Updated: Nov 4, 2022

Q: A presentation I gave at work was an epic failure, nerves got the better of me and it went terribly. I have to give another presentation next month and I’m so worried I’ll fail again I don’t want to do it. What can I do?

A: Failure is rough, no matter how you slice it. Many of us grew up with the notion “failure is not an option” or thinking will I succeed or fail? Look brilliant or stupid? The reality is you are going to lose sometimes and win others. You will do stupid things sometimes and brilliant things others. You didn’t win this round, that’s ok. Learn from it, then let yourself off the hook and get back in the game.

Psychology researcher Carol Dweck studied how people cope with failure. Why some people bounce back from failure and others don’t? What she found was people who view failure and challenges in a positive light are the ones who are most happy and successful.

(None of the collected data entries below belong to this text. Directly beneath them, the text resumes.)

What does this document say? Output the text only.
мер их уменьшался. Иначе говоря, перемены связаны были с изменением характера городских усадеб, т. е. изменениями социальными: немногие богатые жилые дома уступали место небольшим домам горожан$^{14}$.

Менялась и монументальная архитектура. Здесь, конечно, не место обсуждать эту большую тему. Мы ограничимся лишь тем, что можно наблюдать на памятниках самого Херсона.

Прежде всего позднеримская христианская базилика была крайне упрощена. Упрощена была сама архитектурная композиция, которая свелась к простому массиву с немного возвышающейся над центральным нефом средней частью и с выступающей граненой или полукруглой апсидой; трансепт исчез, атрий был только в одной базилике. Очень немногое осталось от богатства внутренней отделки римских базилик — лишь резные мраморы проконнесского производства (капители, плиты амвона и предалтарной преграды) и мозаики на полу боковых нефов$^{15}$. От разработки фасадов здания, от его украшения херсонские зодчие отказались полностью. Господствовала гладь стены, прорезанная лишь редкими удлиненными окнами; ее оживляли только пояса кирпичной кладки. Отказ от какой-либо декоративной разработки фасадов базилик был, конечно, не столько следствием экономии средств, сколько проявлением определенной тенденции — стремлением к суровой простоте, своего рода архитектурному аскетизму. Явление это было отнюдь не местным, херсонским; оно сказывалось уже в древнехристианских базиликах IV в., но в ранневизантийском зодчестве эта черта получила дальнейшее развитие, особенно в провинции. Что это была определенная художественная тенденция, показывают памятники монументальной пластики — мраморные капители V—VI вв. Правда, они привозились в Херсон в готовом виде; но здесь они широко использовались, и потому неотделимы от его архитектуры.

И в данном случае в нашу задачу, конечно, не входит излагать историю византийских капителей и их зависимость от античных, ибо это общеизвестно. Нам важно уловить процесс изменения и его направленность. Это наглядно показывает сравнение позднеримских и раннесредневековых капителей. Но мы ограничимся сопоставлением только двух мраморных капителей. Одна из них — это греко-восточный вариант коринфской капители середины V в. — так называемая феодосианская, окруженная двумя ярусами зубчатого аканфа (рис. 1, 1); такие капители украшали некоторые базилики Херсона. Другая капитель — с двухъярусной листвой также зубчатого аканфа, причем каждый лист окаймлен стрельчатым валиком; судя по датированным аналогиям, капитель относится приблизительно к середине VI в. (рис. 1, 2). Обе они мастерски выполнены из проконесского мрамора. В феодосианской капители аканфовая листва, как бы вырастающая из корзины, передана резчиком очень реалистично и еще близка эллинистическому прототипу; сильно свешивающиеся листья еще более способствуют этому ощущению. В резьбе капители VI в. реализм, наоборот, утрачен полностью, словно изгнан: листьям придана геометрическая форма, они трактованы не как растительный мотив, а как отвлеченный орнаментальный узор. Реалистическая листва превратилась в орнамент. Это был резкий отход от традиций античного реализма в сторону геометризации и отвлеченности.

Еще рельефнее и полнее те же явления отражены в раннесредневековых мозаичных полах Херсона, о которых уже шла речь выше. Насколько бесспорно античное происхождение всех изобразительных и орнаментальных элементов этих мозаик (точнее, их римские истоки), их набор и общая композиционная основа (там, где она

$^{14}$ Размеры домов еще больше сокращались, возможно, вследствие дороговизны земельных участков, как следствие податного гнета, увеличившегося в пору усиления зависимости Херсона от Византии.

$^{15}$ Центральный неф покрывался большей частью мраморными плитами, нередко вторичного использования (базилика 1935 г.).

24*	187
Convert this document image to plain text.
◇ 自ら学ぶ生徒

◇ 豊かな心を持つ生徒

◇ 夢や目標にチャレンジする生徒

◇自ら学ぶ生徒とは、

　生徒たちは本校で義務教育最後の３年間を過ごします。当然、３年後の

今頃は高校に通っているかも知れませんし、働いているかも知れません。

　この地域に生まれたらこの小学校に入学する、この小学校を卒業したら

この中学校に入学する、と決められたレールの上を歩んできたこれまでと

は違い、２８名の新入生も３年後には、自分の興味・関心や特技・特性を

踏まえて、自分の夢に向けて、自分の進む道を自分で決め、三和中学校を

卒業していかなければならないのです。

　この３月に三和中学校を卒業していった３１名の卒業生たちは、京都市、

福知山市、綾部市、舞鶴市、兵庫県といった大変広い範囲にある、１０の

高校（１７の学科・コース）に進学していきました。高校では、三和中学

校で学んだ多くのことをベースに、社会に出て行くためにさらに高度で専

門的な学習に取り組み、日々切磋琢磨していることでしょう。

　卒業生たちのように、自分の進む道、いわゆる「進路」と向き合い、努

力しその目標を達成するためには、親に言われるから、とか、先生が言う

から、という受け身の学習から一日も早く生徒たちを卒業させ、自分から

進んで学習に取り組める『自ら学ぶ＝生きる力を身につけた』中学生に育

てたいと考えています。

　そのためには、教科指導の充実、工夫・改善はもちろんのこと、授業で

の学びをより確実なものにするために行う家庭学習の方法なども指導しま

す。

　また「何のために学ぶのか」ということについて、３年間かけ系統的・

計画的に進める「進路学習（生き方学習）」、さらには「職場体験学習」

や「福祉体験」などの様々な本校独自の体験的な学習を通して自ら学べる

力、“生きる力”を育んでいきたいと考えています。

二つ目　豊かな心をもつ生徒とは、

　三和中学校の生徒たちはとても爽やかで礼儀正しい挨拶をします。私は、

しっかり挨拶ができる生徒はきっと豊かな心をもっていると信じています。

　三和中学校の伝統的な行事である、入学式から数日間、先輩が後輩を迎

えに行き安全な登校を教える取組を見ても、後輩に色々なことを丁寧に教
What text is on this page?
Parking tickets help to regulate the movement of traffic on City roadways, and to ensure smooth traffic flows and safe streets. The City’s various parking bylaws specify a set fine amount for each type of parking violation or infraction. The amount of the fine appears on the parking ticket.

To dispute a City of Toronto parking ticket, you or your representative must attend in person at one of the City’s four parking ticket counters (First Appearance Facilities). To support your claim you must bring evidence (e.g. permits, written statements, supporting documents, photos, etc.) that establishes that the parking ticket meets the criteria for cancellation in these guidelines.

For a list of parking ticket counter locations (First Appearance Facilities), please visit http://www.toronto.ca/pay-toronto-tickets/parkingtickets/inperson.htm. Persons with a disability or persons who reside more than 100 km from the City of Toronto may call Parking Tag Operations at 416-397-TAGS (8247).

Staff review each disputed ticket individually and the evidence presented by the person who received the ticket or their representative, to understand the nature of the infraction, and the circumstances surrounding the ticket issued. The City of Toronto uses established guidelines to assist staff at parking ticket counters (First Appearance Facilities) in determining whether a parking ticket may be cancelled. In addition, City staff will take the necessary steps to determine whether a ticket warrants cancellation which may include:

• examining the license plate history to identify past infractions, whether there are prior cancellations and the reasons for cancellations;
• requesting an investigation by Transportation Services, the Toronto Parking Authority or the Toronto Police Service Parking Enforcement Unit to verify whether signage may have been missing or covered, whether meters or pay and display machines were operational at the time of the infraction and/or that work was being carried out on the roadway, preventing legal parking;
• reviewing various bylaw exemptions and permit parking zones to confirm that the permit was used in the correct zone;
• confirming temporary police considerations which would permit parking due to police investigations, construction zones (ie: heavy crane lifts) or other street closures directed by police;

Instead of looking at your presentation as another possible “epic failure” look at it as an “epic challenge” and one you are up for. How can you embrace this challenge instead of avoid it? Ask yourself, is this the biggest challenge you have every overcome? I’m guessing not. Challenges are part of any great game, without challenges it would be boring. If you “play it safe” then you’re living a pretty narrow existence and you probably aren’t going to get ahead. However, if you go for it, knowing that it may not work but you are going for it anyway, that is the breakfast of champions. If you never shot for the net, you’re never going to score.